The engine used to make Trisector

Jesse/SmashRiot

10-Minute Read

Trisector uses a custom side scrolling parallax shoot-em-up engine. This article will discuss the making of Trisector’s engine and some of it’s inner workings (aka how I reinvented the side-scrolling shoot-em-up wheel).

The engine for Trisector is written in Objective C using Xcode 4 targeting iOS 5.1 or greater. The engine uses the cocos2d v2.0 framework for handling sprites and sound. The Trisector project is fairly small at about 18k lines of code, which does not include cocos2d frameworks or data files such as xml, maps, fonts, graphics, etc.

Before we get into some of the guts of the Trisector engine, here are a few stats for Trisector v1.0.0 (160):

  • 39 .h files
  • 39 .m files
  • 673 lines of config defines
  • 2.4k lines .h code
  • 15.4k lines .m code
  • 4.9k lines of comments
  • 228 data files totaling about 11.9MB, which includes:
    • 28 sound/music samples (1.0MB)
    • 13 map files (257KB)
    • 30 backgrounds (3.1MB)
    • 11 font files (215KB)
    • 15 graphic and spritesheet files (1.9MB)
    • 7 icons (133KB)
    • 4 intro screens (782KB)
    • 7 splash screens (181KB)
    • 36 level previews (3.6MB)
    • 77 UI graphics and misc (771KB)

Trisector uses a GameLayer class that controls all of the input, output, and scheduling for the game. The GameLayer handles the changes in the device’s accelerometer and updates the player ship and game viewport accordingly.
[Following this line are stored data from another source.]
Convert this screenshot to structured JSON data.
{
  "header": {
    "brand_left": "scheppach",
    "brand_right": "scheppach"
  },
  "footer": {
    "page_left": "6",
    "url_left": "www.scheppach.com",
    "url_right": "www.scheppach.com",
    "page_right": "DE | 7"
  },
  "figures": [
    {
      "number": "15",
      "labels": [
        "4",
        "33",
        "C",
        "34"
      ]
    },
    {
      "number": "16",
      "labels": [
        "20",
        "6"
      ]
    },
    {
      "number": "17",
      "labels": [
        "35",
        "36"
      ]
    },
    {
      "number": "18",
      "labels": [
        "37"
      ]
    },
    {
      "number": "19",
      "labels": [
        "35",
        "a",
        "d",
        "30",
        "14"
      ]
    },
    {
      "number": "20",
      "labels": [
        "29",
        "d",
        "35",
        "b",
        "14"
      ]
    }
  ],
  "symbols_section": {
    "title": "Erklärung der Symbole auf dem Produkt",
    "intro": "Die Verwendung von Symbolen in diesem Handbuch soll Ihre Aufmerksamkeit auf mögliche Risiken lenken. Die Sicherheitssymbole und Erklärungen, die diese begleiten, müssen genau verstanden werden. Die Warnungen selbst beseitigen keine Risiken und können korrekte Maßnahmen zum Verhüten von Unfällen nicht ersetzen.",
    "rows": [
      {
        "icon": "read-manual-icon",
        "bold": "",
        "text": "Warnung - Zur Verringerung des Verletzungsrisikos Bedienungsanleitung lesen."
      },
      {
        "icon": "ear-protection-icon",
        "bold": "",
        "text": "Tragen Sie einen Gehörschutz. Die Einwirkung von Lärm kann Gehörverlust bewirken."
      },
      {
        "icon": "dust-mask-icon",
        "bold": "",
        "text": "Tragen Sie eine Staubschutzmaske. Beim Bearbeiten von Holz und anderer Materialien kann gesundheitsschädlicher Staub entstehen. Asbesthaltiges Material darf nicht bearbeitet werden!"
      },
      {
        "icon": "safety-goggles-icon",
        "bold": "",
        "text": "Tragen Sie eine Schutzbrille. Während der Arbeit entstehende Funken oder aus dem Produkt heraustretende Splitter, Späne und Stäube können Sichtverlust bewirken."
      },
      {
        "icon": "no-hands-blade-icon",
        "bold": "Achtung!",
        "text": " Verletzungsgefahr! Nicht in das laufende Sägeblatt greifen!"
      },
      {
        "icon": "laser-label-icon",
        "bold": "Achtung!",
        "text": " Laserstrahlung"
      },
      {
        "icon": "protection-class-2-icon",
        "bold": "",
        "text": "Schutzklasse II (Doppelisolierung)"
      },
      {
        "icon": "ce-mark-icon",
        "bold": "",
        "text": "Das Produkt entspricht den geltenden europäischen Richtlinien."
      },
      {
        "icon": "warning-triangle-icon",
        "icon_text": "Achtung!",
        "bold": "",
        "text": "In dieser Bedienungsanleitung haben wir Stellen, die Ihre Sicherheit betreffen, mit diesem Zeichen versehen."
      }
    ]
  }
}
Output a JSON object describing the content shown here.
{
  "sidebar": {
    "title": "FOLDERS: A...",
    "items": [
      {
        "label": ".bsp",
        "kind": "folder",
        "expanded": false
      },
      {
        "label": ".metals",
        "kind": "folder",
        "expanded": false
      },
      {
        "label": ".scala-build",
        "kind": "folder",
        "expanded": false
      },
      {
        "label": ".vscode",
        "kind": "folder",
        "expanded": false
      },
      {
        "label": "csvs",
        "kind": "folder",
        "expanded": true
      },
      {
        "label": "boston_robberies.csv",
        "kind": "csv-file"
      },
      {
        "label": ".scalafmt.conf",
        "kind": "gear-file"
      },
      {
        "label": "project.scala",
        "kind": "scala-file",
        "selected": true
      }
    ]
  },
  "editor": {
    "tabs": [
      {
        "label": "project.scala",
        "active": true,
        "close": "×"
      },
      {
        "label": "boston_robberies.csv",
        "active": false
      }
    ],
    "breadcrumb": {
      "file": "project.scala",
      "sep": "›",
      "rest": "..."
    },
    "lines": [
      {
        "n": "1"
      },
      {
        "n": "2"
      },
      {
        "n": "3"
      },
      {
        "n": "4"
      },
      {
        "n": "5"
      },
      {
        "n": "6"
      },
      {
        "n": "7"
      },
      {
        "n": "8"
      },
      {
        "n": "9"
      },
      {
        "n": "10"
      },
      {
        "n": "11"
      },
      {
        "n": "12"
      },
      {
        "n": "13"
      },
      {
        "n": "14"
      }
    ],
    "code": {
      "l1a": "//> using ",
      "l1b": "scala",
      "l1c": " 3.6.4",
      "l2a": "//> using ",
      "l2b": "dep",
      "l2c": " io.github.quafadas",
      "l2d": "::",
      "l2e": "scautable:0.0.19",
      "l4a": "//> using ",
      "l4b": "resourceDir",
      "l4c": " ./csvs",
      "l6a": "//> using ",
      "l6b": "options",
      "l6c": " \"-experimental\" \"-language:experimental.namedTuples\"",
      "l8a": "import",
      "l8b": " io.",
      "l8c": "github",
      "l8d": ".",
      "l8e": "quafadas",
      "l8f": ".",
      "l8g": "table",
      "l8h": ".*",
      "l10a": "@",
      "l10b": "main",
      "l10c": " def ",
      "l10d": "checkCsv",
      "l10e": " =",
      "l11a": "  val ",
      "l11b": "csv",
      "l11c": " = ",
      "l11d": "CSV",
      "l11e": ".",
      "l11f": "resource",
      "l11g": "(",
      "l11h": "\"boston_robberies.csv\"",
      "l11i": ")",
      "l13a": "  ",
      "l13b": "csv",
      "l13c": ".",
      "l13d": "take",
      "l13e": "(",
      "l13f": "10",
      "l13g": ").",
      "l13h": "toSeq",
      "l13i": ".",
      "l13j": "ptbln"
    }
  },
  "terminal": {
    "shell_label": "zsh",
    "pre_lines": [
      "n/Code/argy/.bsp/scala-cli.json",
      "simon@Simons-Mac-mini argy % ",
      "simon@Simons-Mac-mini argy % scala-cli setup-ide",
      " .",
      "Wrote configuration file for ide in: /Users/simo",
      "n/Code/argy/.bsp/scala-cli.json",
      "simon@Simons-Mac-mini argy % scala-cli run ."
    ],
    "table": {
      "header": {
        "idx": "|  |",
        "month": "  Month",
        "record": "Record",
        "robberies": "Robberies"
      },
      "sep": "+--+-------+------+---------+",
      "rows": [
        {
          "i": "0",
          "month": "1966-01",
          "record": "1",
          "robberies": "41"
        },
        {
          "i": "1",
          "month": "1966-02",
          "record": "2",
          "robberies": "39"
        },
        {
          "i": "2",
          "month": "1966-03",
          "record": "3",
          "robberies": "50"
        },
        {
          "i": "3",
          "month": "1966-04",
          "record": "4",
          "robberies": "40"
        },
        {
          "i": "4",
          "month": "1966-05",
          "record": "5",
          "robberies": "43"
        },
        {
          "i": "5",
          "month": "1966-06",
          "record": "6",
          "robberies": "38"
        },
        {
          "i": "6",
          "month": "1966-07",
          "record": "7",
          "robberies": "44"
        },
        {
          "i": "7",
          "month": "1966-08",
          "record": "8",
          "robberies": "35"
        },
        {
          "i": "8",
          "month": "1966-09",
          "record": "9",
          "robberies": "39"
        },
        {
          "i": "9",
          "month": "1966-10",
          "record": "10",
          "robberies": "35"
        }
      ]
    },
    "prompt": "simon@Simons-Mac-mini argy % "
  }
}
For each new game or attempt at a level, the GameLayer calls several other classes and methods, which perform the following:

  • init game board: loads the map and sets up the game tiles and objects for play
  • init player: creates the player and attaches the player to the game board
  • init HUD: creates the HUD including speed, energy, progress, and the mini-map
  • init music: sets up the music for the current level

The GameLayer has a simple active game loop and essentially performs the following:

  • update game board: calls an update method in the game board to update current game state
  • move player: moves the player ship based on current speed and accelerometer input
  • move viewport: moves the current viewport into the game board based on the player ship’s position
  • tick music: calls the MusicBox update method to play music
  • update HUD: updates the HUD including speed, energy, progress, and the mini-map

The tick interval speed is the amount of time it takes a tile column to move over one position in the game board. A major tick is when the column is fully moved over to the next column position, and a minor tick is when the column simply moves within it’s current column position. The tick interval speed starts out slow (0.30 seconds per major tick), and gets a bit faster (by 0.003) during each major tick until it reaches a lower bound (e.g. 0.10 seconds per major tick), which is moving pretty fast.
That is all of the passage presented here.